Wirtschaft
anders denken.

Mehr Markt, mehr Streit: Die CDU, ein neues Wirtschaftsprogramm und eine Chance

16.09.2018
Sandro Halank, Wikimedia Commons, CC BY-SA 3.0Scholz und Merkel

Die CDU stellt die Suche nach einer neuen wirtschaftspolitischen Orientierung unter die Losung »mehr Markt«. Das soll enttäuschte Wirtschaftsliberale befrieden und das Profil unter anderem gegen die SPD schärfen. Für das Mitte-links-Lager ist das eine Chance, es müsste aber auch selbst ein bisschen mehr zur »politischen Polarisierung« beitragen.
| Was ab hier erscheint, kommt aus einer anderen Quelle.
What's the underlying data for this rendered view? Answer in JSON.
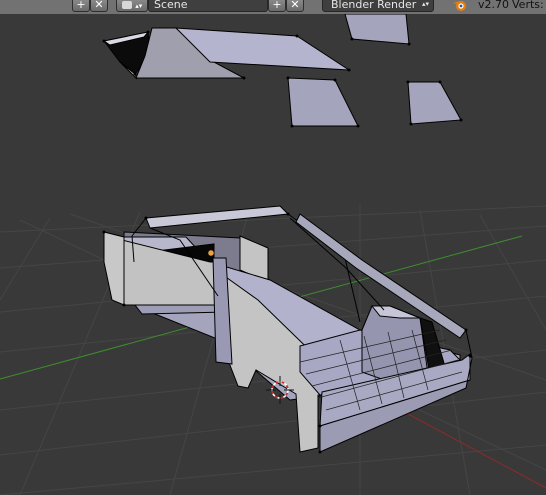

»Wir als CDU wollen mehr Marktwirtschaft«, sagt Generalsekretärin Annegret Kramp-Karrenbauer – und man wird sich vielleicht dereinst an diesen Satz als Ausgangspunkt einer wirtschaftspolitischen Kurskorrektur der Union erinnern. In der FAS malt Kramp-Karrenbauer das Bild einer »Welle des Sozialpopulismus« an die Wand, der sich die CDU als eine Art Buhne entgegenstellen möchte. »Auch in dieser Frage erleben wir ein Roll-Back. Wir führen die Debatte über unser Wirtschaftsprogramm vor dem Hintergrund einer gegenläufigen Bewegung.«

Der Parteitag im Dezember soll nun »Auftakt einer umfassenden Diskussion über unsere grundsätzliche programmatische Ausrichtung« werden, so steht es eingangs eines entsprechenden Antrags, auf den die Generalsekretärin in dem Gespräch abstellt. Dabei werden viele Wortwolken produziert, »die Soziale Marktwirtschaft« zieht gleich mehrfach vorüber, wird als Teil der »Identität als CDU« gepriesen und Kramp-Karrenbauer kündigt an, »das bisherige Konzept unter veränderten Bedingungen schärfer fassen« zu wollen. Dies werde in der CDU »sicher zu dem einen oder anderen Streit führen«.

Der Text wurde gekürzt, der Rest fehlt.